You're not supposed to know or care what std.algorithm.map returns beyond the fact that it's a range of the same genre as the one passed in (forward, bidirectional, random, etc.). It's that way with most range-based functions. They almost always return either a new range which wraps the one passed in or a the exact same type of range as was passed in (e.g. map does the former; find does the latter). Use auto:
ulong[] x = [1, 2, 3];
auto y = map!"a"(x);
The range returned by map is lazy. It doesn't do anything until you iterate over it (it then calls the given function on each successive front of the underlying range). It's more efficient that way (as well as enabling infinite ranges). The exact return type depends on the type of range that you passed in and is local to map so that you can't create one directly. You need to either use auto to infer the type or typeof to get the type:
typeof(map!"a"(x)) y = map!"a"(x);
However, you generally only use typeof when you need a variable which you cannot initialize directly. auto is almost always the way to go.

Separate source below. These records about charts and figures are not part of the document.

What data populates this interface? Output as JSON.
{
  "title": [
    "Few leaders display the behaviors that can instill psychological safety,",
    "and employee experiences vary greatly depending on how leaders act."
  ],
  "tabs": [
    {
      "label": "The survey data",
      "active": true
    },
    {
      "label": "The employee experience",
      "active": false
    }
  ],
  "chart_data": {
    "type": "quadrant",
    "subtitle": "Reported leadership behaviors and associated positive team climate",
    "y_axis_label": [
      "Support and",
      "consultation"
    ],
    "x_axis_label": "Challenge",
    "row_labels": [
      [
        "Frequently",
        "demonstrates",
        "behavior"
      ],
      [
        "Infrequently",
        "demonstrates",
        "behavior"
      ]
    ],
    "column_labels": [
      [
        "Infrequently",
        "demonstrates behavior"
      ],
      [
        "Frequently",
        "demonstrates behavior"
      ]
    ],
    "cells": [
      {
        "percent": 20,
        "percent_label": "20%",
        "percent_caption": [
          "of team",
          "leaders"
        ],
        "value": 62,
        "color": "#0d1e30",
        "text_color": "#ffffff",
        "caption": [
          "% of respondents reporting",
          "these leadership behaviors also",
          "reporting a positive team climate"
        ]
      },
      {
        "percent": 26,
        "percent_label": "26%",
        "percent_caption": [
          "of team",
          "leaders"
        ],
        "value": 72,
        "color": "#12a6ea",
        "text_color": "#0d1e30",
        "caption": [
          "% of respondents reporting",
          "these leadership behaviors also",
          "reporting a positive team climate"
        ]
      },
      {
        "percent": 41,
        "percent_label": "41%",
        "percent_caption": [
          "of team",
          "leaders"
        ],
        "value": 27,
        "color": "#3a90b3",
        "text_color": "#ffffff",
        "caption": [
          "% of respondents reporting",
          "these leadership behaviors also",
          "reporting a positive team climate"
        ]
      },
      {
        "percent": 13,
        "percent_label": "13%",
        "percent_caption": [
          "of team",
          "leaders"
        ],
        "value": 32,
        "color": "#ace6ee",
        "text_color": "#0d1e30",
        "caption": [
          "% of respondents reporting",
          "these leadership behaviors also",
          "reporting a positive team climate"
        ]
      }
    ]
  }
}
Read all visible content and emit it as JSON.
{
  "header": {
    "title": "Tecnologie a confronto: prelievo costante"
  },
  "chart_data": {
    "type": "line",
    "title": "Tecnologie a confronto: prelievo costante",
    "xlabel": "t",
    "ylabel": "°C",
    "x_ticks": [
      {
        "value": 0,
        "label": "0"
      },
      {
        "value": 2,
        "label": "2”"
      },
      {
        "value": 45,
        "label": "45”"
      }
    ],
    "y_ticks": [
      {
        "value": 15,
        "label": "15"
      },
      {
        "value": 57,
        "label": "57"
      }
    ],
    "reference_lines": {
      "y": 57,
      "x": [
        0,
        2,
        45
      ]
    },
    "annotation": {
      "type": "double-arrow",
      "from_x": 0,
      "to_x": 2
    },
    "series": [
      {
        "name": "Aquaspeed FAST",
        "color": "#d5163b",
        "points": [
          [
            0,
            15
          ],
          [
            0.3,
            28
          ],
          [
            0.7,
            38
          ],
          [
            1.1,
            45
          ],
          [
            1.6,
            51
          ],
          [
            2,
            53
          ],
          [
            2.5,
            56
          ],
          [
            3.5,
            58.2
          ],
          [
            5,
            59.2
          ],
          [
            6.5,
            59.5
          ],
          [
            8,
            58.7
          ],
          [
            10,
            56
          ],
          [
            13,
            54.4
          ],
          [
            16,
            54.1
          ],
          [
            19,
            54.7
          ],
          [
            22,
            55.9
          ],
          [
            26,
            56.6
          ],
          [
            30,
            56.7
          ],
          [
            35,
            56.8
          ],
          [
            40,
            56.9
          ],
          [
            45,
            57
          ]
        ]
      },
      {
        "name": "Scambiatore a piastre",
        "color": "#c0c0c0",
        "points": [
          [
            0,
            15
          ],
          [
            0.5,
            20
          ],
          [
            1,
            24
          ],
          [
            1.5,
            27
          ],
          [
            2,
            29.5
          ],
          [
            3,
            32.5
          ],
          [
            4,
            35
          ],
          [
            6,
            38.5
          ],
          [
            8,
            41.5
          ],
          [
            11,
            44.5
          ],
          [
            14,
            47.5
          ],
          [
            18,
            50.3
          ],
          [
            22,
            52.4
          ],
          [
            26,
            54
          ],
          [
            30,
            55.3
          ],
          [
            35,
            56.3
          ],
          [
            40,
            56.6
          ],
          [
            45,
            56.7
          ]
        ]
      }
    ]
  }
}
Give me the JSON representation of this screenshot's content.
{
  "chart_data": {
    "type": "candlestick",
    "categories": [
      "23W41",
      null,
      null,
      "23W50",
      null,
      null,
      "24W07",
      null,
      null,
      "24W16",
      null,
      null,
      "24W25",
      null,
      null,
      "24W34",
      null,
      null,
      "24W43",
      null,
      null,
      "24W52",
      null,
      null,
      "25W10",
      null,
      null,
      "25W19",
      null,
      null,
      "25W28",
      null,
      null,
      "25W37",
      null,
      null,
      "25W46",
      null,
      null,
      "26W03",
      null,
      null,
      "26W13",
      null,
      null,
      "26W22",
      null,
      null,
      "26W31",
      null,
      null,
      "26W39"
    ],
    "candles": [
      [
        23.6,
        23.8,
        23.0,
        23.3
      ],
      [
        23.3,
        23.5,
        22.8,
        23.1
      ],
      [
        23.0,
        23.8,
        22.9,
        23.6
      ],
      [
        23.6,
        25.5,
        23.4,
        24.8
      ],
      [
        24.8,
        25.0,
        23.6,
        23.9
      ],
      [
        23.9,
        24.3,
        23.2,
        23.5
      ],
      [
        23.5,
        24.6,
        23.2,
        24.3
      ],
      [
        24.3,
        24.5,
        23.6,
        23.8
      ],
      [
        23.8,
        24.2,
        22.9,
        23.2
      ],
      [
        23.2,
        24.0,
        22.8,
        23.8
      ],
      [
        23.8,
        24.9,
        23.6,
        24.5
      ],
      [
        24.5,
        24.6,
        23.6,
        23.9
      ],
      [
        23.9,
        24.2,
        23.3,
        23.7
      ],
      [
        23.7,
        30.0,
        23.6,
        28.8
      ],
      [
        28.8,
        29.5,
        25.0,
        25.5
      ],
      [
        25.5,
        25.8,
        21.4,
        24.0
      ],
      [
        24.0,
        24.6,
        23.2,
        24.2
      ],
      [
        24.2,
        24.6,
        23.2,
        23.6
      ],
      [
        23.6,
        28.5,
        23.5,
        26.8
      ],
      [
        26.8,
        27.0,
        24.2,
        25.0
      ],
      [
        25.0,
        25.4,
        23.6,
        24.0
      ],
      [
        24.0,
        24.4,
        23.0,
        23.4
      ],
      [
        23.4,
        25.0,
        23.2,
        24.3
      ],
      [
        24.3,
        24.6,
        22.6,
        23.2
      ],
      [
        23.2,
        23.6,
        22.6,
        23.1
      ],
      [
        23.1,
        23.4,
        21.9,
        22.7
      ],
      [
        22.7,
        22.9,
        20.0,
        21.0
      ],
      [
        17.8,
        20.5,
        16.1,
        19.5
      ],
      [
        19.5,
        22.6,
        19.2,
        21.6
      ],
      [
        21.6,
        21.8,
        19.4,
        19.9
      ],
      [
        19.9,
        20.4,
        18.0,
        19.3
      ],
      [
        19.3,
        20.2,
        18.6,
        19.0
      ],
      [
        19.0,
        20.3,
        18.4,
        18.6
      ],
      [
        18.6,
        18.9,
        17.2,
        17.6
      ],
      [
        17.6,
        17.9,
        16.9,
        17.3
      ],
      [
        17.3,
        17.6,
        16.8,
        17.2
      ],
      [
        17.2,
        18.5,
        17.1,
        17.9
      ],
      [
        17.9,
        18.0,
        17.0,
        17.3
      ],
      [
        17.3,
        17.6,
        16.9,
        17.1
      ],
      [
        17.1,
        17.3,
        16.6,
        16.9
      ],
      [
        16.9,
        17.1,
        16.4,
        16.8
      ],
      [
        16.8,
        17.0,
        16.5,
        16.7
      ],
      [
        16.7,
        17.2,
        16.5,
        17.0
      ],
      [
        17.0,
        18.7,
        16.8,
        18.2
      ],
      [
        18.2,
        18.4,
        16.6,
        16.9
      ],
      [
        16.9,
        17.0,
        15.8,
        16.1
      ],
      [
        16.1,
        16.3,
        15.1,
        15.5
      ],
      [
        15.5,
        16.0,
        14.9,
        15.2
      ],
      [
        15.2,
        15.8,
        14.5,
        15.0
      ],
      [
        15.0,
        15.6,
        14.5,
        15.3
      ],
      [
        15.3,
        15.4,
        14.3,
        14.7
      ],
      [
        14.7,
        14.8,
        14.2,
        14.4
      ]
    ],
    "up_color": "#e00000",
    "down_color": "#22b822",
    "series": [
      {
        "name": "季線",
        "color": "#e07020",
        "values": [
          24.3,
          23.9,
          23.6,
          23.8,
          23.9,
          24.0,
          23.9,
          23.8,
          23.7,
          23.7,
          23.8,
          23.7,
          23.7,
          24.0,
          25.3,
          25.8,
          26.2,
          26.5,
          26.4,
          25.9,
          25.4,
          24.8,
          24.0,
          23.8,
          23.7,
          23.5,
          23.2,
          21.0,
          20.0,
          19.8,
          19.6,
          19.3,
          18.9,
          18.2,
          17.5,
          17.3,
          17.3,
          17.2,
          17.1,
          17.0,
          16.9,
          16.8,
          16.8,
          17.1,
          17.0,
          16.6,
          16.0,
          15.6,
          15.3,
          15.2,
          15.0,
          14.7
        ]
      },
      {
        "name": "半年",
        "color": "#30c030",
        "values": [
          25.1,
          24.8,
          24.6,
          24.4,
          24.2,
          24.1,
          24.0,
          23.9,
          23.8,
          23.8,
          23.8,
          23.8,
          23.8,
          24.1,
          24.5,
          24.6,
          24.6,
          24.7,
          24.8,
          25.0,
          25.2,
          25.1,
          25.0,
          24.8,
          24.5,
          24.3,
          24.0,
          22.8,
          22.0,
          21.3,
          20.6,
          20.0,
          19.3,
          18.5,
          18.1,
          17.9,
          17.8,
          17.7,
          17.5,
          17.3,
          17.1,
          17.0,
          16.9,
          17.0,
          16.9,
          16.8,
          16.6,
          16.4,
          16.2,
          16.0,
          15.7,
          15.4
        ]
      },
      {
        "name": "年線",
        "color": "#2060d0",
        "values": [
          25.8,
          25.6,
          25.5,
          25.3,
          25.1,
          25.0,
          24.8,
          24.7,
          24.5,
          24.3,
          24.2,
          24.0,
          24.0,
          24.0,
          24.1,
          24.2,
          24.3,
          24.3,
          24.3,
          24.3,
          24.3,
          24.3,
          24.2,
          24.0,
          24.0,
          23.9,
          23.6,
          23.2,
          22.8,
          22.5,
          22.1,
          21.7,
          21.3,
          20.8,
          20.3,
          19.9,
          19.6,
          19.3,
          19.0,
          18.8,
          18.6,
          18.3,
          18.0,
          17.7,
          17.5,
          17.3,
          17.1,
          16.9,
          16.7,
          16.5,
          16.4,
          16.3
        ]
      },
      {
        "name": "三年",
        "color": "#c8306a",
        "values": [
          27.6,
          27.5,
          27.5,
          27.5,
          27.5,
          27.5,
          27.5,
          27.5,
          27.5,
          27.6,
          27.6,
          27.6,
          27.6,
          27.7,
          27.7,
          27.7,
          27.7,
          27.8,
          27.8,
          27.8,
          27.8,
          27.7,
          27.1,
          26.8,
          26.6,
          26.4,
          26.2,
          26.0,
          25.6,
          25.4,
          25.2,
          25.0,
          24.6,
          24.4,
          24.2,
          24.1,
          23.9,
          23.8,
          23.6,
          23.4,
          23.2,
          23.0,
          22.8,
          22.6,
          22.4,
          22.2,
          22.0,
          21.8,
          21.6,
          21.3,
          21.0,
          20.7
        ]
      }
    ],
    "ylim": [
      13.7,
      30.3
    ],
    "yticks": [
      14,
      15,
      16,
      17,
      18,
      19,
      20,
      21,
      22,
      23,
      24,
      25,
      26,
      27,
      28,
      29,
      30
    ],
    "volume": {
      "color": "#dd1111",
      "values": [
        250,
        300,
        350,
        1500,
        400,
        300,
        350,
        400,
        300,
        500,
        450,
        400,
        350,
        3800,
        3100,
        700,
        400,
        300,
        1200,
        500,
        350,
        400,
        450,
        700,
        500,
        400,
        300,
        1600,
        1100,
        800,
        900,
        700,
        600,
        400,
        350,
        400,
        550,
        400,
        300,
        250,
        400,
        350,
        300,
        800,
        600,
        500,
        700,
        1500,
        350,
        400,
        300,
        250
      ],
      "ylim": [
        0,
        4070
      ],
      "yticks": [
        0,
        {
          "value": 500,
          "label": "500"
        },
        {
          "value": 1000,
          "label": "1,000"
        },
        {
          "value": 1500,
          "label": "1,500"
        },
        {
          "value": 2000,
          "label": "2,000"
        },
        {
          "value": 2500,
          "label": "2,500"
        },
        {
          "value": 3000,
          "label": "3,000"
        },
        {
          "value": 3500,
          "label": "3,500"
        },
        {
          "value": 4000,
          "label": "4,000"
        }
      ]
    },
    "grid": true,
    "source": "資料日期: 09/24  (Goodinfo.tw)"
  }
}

If you need to create an array from the result of map (or from any other range), then use std.array.array:
ulong[] y = array(map!"a"(x));
If you don't know much about ranges, then you should probably read this. Unfortunately, there isn't currently an article on dlang.org explaining ranges, but that link is for a chapter in a book which one of the members of the D community wrote in Turkish and has been translating to English, and it covers ranges fairly well.
EDIT:
Walter Bright recently wrote an article specifically about types which are local to a function but returned by the function which may also help enlighten you. They even get a cool name: Voldemort Types in D.